As Hidalgo continued to educate and train local residents in trades, they became less and less dependent on the Spanish crown. These actions were in direct contradiction to several Spanish policies, so it was only a matter of time before he and his parishioners were punished. In 1807 there began a year long drought in which Dolores suffered immensely. Instead of the Spanish merchants releasing grain to the market for residents of Dolores to purchase, they kept it in storage in hopes of selling for a higher price. He was ordered to stop residents from their activities in agriculture and industry, but he did not.

Several townspeople and farmers were arrested as being suspected of organizing a revolt against the crown, and Hidalgo believed he was next. To prevent such an event, he called on his brothers and a few armed men to force a release of the imprisoned farmers, of which 80 were rescued. His next plan was profound to say the least. The day following his sanctioned jailbreak, he held mass that was attended by all the usual parties: land owners, politicians, Spanish soldiers, civilian Spaniards, townspeople, the poor, mestizos, creoles etc.
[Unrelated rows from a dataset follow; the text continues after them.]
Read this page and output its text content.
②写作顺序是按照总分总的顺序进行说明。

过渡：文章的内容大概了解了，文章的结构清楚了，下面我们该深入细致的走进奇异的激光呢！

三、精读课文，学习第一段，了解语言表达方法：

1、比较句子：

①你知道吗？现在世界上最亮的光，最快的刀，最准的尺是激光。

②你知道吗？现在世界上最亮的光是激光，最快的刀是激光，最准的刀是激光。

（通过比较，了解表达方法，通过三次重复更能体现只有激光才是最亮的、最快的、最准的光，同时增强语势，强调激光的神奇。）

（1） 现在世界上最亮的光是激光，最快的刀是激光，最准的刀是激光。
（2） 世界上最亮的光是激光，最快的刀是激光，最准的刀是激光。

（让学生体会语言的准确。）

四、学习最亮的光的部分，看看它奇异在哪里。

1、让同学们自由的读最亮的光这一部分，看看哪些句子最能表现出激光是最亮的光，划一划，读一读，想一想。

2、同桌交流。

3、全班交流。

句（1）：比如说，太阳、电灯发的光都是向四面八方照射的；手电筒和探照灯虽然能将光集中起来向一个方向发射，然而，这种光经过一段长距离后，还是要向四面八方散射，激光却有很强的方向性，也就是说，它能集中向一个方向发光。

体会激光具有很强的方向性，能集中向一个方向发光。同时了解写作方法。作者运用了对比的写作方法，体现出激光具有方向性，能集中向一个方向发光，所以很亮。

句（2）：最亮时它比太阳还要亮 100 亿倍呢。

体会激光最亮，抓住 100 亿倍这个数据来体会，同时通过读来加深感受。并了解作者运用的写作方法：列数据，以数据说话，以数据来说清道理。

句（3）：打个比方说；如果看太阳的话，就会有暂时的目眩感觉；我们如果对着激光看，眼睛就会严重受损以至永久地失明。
As parishioners began to arrive, Hidalgo gave what would be the most famous of Mexican speeches, the Grito de Dolores. It was a call for every person to revolt against the Spanish crown. He imparted the townspeople to stand up and "recover the lands stolen by three hundred years ago from your forefathers by the hated Spaniards...". Four days later the Battle of Guanajuato took place, widely considered the beginning of the Mexican War of Independence. He led a group of indigenous and mestizo followers that grew to an army and fought many battles over the next year. In 1810, he declared Mexico independent from Spain.

Less than a year later, on July 27 1811 Miguel Hidalgo was officially defrocked, excommunicated, and three days later executed by firing squad. His charges were treason against the Spanish crown. The independence that he paid for with his life was not officially recognized until 1821. Although it is clear to see why the Mexican people view Miguel Hidalgo as the Father of the Nation.